L’idea di collocare una statua equestre a Parigi, ispirata a quella di Marco Aurelio sul Campidoglio a Roma, risale già ai progetti della dinastia dei Valois, ma fu effettivamente messa in essere solo durante il regno dei Borbone. La regina Maria de' Medici, nel 1605, promosse attivamente il progetto, chiedendo l’assistenza dello zio Ferdinando I de' Medici, granduca di Toscana, per la fusione di una statua in bronzo raffigurante Enrico IV a cavallo, da erigersi in una piazza pubblica della capitale («faire l’effigie du roy monseigneur à cheval, en bronze, pour mettre en une place de la ville de Paris»).

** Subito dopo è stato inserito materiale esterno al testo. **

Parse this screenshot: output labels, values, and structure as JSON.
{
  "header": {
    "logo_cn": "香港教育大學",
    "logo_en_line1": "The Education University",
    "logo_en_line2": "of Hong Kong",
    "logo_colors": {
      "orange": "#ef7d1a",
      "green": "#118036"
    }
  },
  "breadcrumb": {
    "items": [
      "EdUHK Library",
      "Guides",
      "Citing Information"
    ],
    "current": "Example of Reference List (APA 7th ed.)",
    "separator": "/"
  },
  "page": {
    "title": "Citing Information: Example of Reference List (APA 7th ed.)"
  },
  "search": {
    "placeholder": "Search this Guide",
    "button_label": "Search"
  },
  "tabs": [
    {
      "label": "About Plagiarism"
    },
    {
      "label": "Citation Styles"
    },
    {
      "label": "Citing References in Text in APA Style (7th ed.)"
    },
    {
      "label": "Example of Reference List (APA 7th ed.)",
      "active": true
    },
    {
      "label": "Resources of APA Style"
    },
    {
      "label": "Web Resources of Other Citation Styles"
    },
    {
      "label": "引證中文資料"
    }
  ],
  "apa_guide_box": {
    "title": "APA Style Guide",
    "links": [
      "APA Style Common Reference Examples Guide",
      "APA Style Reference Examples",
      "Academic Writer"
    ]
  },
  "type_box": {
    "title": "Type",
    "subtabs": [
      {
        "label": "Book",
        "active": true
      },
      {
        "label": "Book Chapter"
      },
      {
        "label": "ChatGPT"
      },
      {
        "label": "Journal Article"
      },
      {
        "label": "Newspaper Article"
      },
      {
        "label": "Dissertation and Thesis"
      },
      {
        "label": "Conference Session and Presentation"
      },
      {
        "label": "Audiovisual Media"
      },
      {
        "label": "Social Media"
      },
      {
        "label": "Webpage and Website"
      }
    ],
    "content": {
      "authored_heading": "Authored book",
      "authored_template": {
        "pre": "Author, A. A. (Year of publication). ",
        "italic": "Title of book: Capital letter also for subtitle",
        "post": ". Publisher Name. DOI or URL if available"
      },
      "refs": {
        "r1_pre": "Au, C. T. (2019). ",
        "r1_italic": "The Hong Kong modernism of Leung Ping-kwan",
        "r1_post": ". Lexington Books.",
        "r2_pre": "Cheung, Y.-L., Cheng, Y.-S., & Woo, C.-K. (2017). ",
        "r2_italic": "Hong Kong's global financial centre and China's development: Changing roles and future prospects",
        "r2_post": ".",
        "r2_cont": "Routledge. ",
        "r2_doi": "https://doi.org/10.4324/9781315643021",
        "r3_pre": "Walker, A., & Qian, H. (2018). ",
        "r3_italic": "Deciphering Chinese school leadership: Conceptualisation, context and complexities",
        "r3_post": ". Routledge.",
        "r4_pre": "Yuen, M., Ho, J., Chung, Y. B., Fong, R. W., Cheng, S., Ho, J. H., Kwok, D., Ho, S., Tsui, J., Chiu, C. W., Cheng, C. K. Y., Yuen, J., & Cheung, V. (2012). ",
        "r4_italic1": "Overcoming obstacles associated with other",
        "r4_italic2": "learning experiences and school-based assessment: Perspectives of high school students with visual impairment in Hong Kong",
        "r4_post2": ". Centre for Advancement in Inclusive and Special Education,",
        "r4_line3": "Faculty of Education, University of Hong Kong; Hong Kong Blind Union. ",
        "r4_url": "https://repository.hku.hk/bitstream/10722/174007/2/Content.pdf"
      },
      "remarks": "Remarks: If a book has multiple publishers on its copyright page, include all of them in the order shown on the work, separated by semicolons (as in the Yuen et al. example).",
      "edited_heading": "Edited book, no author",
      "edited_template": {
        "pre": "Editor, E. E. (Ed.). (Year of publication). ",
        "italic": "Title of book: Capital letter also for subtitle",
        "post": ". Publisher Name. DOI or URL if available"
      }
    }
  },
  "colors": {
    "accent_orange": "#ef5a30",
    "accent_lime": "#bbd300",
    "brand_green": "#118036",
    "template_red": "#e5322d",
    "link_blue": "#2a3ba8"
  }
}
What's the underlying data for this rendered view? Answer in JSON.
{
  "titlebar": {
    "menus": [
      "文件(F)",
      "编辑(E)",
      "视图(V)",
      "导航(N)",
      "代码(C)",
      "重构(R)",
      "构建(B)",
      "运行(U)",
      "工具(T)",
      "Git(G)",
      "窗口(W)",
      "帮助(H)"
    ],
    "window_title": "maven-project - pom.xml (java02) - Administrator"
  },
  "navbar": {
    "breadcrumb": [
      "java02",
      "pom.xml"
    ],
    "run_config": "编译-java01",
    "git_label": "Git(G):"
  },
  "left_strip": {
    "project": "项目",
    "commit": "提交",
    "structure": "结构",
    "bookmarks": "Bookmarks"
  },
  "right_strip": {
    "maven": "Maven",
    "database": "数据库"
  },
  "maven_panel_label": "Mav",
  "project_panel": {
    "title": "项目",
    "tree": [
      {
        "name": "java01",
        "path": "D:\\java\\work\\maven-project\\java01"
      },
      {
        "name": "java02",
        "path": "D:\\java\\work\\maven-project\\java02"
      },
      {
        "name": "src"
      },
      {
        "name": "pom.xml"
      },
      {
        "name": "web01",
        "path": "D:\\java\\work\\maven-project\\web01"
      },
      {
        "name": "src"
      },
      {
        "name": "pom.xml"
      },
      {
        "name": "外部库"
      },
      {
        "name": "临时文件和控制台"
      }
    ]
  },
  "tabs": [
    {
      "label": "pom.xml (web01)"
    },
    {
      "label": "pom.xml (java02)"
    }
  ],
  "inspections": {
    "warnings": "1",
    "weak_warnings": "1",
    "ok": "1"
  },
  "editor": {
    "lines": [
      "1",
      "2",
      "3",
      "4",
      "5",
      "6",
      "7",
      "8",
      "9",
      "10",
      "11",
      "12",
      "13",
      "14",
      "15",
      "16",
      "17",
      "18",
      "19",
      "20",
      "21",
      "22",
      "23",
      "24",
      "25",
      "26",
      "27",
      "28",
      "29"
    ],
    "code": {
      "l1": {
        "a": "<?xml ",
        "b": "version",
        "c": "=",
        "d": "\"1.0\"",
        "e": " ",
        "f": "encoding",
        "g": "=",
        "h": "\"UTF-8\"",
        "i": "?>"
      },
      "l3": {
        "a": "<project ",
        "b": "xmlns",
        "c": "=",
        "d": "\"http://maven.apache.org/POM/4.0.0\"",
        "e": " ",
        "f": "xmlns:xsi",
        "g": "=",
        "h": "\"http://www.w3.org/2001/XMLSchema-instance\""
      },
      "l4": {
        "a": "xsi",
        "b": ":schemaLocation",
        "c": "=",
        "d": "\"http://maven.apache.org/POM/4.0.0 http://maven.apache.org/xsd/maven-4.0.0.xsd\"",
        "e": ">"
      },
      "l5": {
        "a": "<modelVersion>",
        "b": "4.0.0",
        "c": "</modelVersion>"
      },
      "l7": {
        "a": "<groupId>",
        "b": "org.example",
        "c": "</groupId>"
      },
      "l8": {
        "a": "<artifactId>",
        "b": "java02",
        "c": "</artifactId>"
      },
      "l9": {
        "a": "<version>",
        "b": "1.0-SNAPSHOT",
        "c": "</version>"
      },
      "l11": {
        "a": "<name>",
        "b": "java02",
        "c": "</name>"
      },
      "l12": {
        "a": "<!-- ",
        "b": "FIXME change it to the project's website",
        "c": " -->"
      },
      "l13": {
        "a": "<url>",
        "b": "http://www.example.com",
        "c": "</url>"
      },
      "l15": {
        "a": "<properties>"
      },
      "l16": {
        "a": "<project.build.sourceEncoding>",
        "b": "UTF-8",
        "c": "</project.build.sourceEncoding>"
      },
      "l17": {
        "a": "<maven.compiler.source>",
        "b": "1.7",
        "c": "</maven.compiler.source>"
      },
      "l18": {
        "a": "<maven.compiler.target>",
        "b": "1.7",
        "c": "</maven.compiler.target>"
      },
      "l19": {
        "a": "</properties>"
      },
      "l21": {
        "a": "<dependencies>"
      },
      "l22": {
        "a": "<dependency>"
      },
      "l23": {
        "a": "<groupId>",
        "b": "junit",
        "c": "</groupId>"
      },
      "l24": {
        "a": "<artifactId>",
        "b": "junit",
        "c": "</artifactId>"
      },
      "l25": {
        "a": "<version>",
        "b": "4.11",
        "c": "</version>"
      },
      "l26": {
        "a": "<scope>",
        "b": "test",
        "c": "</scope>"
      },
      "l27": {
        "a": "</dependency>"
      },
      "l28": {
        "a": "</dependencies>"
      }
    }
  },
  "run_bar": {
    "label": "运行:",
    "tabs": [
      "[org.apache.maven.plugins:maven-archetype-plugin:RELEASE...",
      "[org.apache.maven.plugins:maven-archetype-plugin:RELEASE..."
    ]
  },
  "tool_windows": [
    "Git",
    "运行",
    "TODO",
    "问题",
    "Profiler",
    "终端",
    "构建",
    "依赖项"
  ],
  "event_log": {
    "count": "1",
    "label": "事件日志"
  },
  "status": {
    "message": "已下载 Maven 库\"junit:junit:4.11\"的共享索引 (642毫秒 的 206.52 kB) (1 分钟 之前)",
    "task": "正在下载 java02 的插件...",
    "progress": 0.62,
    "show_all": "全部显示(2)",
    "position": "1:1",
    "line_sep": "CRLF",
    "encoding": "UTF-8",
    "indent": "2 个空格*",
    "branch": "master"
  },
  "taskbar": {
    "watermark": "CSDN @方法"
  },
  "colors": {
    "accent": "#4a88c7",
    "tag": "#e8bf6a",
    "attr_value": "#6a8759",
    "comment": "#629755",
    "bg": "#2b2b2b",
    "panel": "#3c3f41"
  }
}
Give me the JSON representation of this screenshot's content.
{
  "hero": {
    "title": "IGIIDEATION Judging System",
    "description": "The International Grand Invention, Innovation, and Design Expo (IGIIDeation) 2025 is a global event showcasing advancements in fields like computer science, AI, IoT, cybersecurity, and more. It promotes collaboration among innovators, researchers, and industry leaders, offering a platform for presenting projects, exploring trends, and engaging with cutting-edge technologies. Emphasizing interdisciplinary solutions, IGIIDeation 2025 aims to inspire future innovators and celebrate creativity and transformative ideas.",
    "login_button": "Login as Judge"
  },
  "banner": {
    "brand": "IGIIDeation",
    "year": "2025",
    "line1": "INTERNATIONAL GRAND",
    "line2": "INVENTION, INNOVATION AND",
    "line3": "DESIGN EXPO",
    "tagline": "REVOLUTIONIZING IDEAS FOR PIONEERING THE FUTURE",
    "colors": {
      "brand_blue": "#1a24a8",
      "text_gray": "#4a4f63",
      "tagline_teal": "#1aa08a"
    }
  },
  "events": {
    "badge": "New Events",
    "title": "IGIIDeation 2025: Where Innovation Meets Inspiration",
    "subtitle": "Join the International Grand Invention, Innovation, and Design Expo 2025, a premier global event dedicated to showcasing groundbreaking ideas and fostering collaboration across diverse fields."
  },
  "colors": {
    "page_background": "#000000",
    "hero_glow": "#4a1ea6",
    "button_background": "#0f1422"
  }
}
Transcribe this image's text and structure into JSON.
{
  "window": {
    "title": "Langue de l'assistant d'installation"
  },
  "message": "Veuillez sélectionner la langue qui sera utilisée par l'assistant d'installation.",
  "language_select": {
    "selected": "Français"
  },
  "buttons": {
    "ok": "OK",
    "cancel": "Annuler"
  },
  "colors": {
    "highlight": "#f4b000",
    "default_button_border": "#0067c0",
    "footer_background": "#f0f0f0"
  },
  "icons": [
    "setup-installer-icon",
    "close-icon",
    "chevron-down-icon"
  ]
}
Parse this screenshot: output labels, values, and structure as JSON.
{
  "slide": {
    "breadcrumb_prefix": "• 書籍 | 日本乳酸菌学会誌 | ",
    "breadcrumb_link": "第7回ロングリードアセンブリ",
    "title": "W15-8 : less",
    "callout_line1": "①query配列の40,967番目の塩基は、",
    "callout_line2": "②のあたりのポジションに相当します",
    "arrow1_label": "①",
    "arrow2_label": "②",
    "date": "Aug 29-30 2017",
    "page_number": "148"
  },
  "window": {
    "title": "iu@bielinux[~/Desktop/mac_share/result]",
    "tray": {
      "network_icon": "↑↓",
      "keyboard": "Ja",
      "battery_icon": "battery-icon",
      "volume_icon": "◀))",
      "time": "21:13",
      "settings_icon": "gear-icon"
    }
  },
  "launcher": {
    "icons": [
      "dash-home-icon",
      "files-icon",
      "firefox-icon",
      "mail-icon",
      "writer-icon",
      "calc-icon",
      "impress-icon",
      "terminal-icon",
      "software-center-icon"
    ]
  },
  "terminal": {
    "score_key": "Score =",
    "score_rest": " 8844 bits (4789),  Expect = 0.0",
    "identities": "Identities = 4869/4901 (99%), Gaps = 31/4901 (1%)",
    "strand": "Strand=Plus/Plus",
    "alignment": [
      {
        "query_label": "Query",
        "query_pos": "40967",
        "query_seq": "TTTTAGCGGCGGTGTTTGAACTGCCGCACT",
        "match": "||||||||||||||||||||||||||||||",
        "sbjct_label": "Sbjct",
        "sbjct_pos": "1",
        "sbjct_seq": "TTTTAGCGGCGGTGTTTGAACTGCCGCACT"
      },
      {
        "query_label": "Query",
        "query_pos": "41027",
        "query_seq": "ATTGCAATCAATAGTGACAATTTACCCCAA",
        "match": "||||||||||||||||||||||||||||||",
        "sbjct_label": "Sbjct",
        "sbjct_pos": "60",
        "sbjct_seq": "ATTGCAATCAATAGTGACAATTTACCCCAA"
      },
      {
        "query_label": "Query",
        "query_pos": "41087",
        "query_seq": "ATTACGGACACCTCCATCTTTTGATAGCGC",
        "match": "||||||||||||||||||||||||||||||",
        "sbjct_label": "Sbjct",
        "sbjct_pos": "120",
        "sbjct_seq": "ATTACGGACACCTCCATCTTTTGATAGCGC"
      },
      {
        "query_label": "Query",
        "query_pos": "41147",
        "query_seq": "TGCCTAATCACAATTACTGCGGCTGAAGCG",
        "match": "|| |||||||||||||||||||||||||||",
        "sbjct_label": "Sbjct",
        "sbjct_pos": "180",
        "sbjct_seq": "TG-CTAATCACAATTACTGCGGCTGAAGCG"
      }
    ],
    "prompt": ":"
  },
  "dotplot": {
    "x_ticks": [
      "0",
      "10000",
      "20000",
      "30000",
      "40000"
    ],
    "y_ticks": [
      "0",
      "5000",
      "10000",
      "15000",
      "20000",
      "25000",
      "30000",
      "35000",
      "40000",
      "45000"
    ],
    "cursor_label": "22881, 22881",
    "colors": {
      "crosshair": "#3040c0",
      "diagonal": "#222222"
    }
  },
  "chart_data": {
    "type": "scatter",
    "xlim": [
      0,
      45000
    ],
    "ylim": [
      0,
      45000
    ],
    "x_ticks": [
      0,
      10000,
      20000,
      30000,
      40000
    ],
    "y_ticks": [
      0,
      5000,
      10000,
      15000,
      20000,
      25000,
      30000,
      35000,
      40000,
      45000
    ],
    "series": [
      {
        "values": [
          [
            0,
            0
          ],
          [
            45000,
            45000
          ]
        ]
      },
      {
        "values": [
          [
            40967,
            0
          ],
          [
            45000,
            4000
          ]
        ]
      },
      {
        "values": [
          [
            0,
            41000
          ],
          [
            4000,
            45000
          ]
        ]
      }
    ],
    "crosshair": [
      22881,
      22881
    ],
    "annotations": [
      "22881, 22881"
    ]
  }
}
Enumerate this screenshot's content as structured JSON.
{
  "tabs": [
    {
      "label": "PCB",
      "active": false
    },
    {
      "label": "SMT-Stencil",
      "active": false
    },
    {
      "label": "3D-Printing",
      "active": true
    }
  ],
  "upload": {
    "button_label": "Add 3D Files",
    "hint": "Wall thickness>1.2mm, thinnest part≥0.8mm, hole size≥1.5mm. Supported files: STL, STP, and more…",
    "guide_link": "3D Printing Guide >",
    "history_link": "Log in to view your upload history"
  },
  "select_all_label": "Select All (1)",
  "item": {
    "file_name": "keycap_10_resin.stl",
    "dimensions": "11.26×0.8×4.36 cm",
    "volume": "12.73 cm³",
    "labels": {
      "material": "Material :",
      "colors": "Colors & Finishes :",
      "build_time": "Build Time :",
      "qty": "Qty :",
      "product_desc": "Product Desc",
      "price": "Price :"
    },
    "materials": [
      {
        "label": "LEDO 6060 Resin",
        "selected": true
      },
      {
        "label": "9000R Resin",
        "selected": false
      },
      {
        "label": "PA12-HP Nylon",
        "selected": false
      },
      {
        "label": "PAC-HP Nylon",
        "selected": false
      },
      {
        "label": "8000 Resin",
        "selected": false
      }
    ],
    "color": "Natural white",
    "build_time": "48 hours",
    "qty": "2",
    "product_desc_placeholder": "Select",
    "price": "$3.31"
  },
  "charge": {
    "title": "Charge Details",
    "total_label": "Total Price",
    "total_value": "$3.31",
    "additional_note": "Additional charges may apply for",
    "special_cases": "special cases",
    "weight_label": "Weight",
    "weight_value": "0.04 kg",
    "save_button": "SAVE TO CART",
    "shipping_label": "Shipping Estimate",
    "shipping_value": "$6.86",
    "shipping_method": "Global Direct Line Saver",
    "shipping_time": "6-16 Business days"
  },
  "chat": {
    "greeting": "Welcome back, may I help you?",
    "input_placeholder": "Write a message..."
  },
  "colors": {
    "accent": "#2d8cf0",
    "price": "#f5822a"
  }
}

Per la realizzazione dell’opera si ricorse agli stampi del cavallo precedentemente utilizzati per le statue equestri di Ferdinando e Cosimo de' Medici, opere legate alla bottega di Giambologna. La fusione fu eseguita a Firenze, nella fonderia del maestro, tra il 1606 e il 1607, mentre la figura del sovrano fu modellata con la collaborazione del suo allievo Pierre de Francqueville, autore anche della testa in cera del re.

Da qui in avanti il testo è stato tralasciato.